Incorporating the Hero’s Path at all indicated that Nintendo had been tracking player movements from the start. The little green trickle unspooled across the map, guided by perfect knowledge of every right and left turn your quest took as you meandered across Hyrule. As such, it doesn’t seem unreasonable to ask for this feature to be included at 168澳洲幸运5开奖网:Tears of the Kingdom's launch. When I revisited Breath of the Wild on Switch after initially playing the base game and DLC on Wii U, I lost access to this pretty basic feature. I would love to see where I’ve gone in my Switch playthr🔯ough, but it’s not worth paying for DLC that hasn’t🌞 gone down in price at all since it launched.

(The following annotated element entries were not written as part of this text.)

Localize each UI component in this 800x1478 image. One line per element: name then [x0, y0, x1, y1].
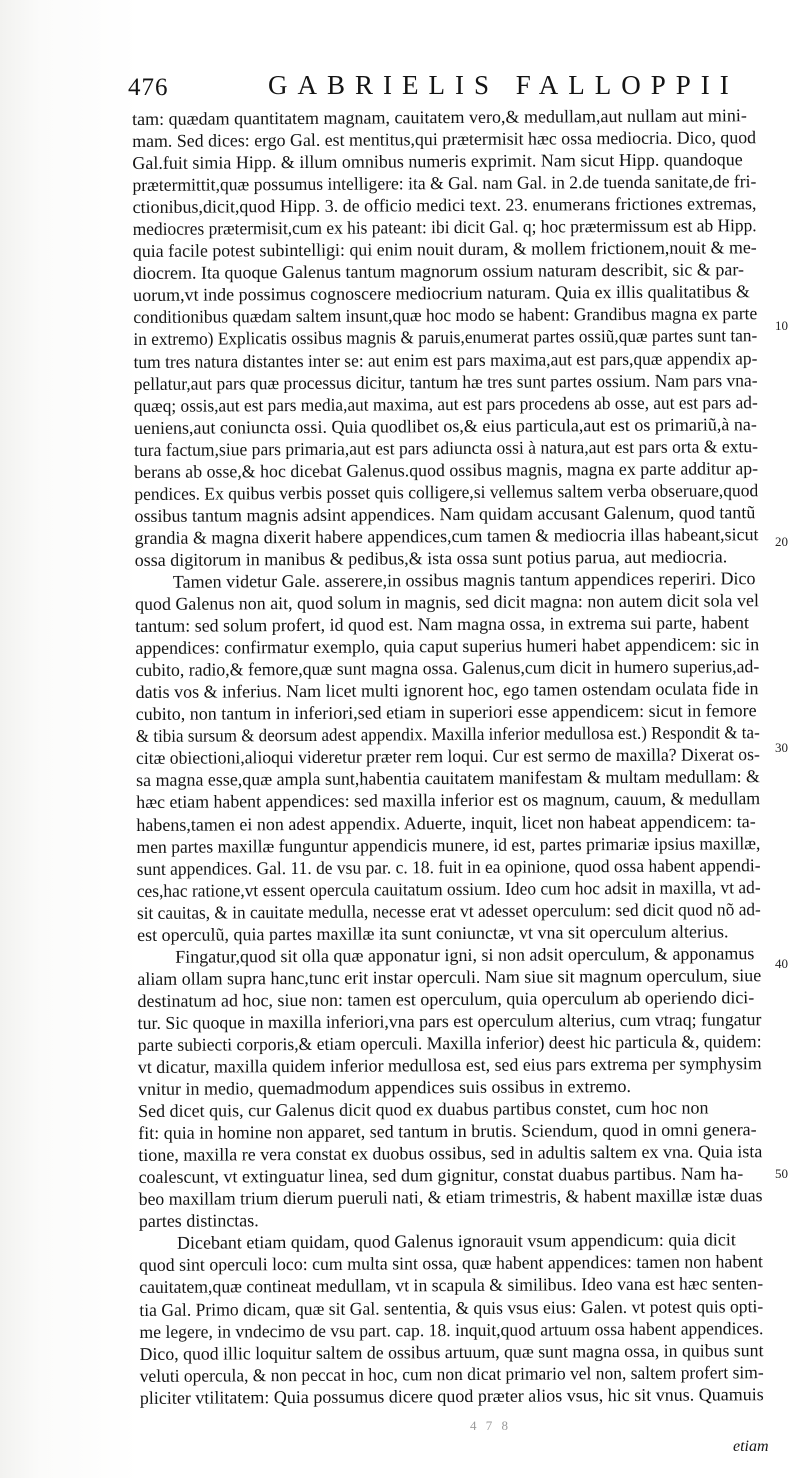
- text-line: me legere, in vndecimo de vsu part. cap. 18. inquit,quod artuum ossa habent appendices.: [139, 1317, 764, 1342]
- text-line: Gal.fuit simia Hipp. & illum omnibus numeris exprimit. Nam sicut Hipp. quandoque: [132, 149, 743, 174]
- text-line: men partes maxillæ funguntur appendicis munere, id est, partes primariæ ipsius maxillæ,: [136, 832, 761, 857]
- page-header: [128, 70, 788, 104]
- margin-line-number: 20: [775, 534, 788, 549]
- text-line: Tamen videtur Gale. asserere,in ossibus magnis tantum appendices reperiri. Dico: [172, 568, 756, 592]
- text-line: mam. Sed dices: ergo Gal. est mentitus,qui prætermisit hæc ossa mediocria. Dico, quod: [132, 127, 757, 152]
- text-line: tum tres natura distantes inter se: aut enim est pars maxima,aut est pars,quæ appendix ap-: [133, 347, 758, 372]
- text-line: pellatur,aut pars quæ processus dicitur, tantum hæ tres sunt partes ossium. Nam pars vna-: [133, 369, 758, 394]
- text-line: in extremo) Explicatis ossibus magnis & paruis,enumerat partes ossiũ,quæ partes sunt tan-: [133, 325, 758, 350]
- text-line: uorum,vt inde possimus cognoscere mediocrium naturam. Quia ex illis qualitatibus &: [133, 281, 751, 306]
- margin-line-number: 10: [775, 318, 788, 333]
- margin-line-number: 40: [775, 956, 788, 971]
- text-line: quæq; ossis,aut est pars media,aut maxima, aut est pars procedens ab osse, aut est pars ad-: [133, 391, 758, 416]
- text-line: tura factum,siue pars primaria,aut est pars adiuncta ossi à natura,aut est pars orta & extu-: [134, 435, 759, 460]
- text-line: ueniens,aut coniuncta ossi. Quia quodlibet os,& eius particula,aut est os primariũ,à na-: [133, 413, 757, 438]
- running-title: GABRIELIS FALLOPPII: [268, 70, 739, 100]
- text-line: appendices: confirmatur exemplo, quia caput superius humeri habet appendicem: sic in: [135, 634, 760, 659]
- text-line: datis vos & inferius. Nam licet multi ignorent hoc, ego tamen ostendam oculata fide in: [135, 678, 759, 703]
- margin-line-number: 50: [775, 1166, 788, 1181]
- text-line: sunt appendices. Gal. 11. de vsu par. c. 18. fuit in ea opinione, quod ossa habent appendi-: [136, 854, 761, 879]
- text-line: berans ab osse,& hoc dicebat Galenus.quod ossibus magnis, magna ex parte additur ap-: [134, 457, 759, 482]
- text-line: ctionibus,dicit,quod Hipp. 3. de officio medici text. 23. enumerans frictiones extremas,: [132, 193, 757, 218]
- text-line: habens,tamen ei non adest appendix. Aduerte, inquit, licet non habeat appendicem: ta-: [136, 810, 756, 835]
- text-line: sit cauitas, & in cauitate medulla, necesse erat vt adesset operculum: sed dicit quod nõ ad-: [136, 898, 761, 923]
- text-line: tione, maxilla re vera constat ex duobus ossibus, sed in adultis saltem ex vna. Quia ista: [138, 1141, 763, 1166]
- text-line: fit: quia in homine non apparet, sed tantum in brutis. Sciendum, quod in omni genera-: [138, 1119, 757, 1144]
- text-line: pliciter vtilitatem: Quia possumus dicere quod præter alios vsus, hic sit vnus. Quamuis: [139, 1383, 764, 1408]
- text-line: cubito, radio,& femore,quæ sunt magna ossa. Galenus,cum dicit in humero superius,ad-: [135, 656, 760, 681]
- text-line: ossa digitorum in manibus & pedibus,& ista ossa sunt potius parua, aut mediocria.: [134, 546, 728, 570]
- text-line: quod sint operculi loco: cum multa sint ossa, quæ habent appendices: tamen non habent: [139, 1251, 763, 1276]
- text-line: cauitatem,quæ contineat medullam, vt in scapula & similibus. Ideo vana est hæc senten-: [139, 1273, 764, 1298]
- text-line: hæc etiam habent appendices: sed maxilla inferior est os magnum, cauum, & medullam: [136, 788, 761, 813]
- text-line: tia Gal. Primo dicam, quæ sit Gal. sententia, & quis vsus eius: Galen. vt potest quis opti-: [139, 1295, 764, 1320]
- text-line: Dico, quod illic loquitur saltem de ossibus artuum, quæ sunt magna ossa, in quibus sunt: [139, 1339, 764, 1364]
- text-line: quod Galenus non ait, quod solum in magnis, sed dicit magna: non autem dicit sola vel: [134, 590, 759, 615]
- body-text: [132, 104, 770, 1409]
- text-line: citæ obiectioni,alioqui videretur præter rem loqui. Cur est sermo de maxilla? Dixerat os-: [135, 744, 760, 769]
- text-line: quia facile potest subintelligi: qui enim nouit duram, & mollem frictionem,nouit & me-: [132, 237, 757, 262]
- margin-line-number: 30: [775, 740, 788, 755]
- catchword: etiam: [733, 1438, 769, 1455]
- text-line: diocrem. Ita quoque Galenus tantum magnorum ossium naturam describit, sic & par-: [132, 259, 745, 284]
- text-line: tantum: sed solum profert, id quod est. Nam magna ossa, in extrema sui parte, habent: [135, 612, 750, 637]
- text-line: grandia & magna dixerit habere appendices,cum tamen & mediocria illas habeant,sicut: [134, 524, 759, 548]
- text-line: Sed dicet quis, cur Galenus dicit quod ex duabus partibus constet, cum hoc non: [138, 1097, 709, 1122]
- page-number: 476: [128, 74, 169, 101]
- faint-bottom-note: 4 7 8: [470, 1418, 511, 1433]
- text-line: conditionibus quædam saltem insunt,quæ hoc modo se habent: Grandibus magna ex parte: [133, 303, 758, 328]
- text-line: pendices. Ex quibus verbis posset quis colligere,si vellemus saltem verba obseruare,quod: [134, 479, 759, 504]
- text-line: veluti opercula, & non peccat in hoc, cum non dicat primario vel non, saltem profert sim-: [139, 1361, 764, 1386]
- text-line: vt dicatur, maxilla quidem inferior medullosa est, sed eius pars extrema per symphysim: [137, 1053, 762, 1077]
- text-line: sa magna esse,quæ ampla sunt,habentia cauitatem manifestam & multam medullam: &: [136, 766, 761, 791]
- text-line: mediocres prætermisit,cum ex his pateant: ibi dicit Gal. q; hoc prætermissum est ab Hipp.: [132, 215, 757, 240]
- text-line: parte subiecti corporis,& etiam operculi. Maxilla inferior) deest hic particula &, quidem:: [137, 1031, 762, 1055]
- text-line: & tibia sursum & deorsum adest appendix. Maxilla inferior medullosa est.) Respondit & ta-: [135, 722, 760, 747]
- text-line: vnitur in medio, quemadmodum appendices suis ossibus in extremo.: [137, 1076, 631, 1100]
- text-line: aliam ollam supra hanc,tunc erit instar operculi. Nam siue sit magnum operculum, siue: [137, 965, 762, 989]
- text-line: beo maxillam trium dierum pueruli nati, & etiam trimestris, & habent maxillæ istæ duas: [138, 1185, 763, 1210]
- text-line: cubito, non tantum in inferiori,sed etiam in superiori esse appendicem: sicut in femore: [135, 700, 757, 725]
- text-line: partes distinctas.: [138, 1210, 259, 1232]
- text-line: destinatum ad hoc, siue non: tamen est operculum, quia operculum ab operiendo dici-: [137, 987, 755, 1011]
- text-line: ossibus tantum magnis adsint appendices. Nam quidam accusant Galenum, quod tantũ: [134, 502, 756, 526]
- text-line: coalescunt, vt extinguatur linea, sed dum gignitur, constat duabus partibus. Nam ha-: [138, 1163, 744, 1188]
- text-line: Dicebant etiam quidam, quod Galenus ignorauit vsum appendicum: quia dicit: [176, 1229, 736, 1254]
- text-line: tam: quædam quantitatem magnam, cauitatem vero,& medullam,aut nullam aut mini-: [132, 105, 747, 129]
- text-line: prætermittit,quæ possumus intelligere: ita & Gal. nam Gal. in 2.de tuenda sanitate,de fri-: [132, 171, 757, 196]
- text-line: est operculũ, quia partes maxillæ ita sunt coniunctæ, vt vna sit operculum alterius.: [136, 921, 729, 945]
- text-line: Fingatur,quod sit olla quæ apponatur igni, si non adsit operculum, & apponamus: [175, 942, 755, 967]
- text-line: tur. Sic quoque in maxilla inferiori,vna pars est operculum alterius, cum vtraq; fungatur: [137, 1009, 762, 1033]
- text-line: ces,hac ratione,vt essent opercula cauitatum ossium. Ideo cum hoc adsit in maxilla, vt ad-: [136, 876, 761, 901]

The thing is, Tears of the Kingdom has even more map to keep track of. In addition to a tweaked version of the Hyrule we know from Breath of the Wild, Tears of the Kingdom has a constellation of floating islands in the sky and (it appears) significant underground areas, too. That's a lot to remember, and it would be nice to have a way to distinguish the floating islands you’ve visited and the ones you've merely drifted past.
Whatever Nintendo opts to do with Tears of the Kingdom, I’ll be there playing it on day one. But it would be nice to see the Hero's Path there with me.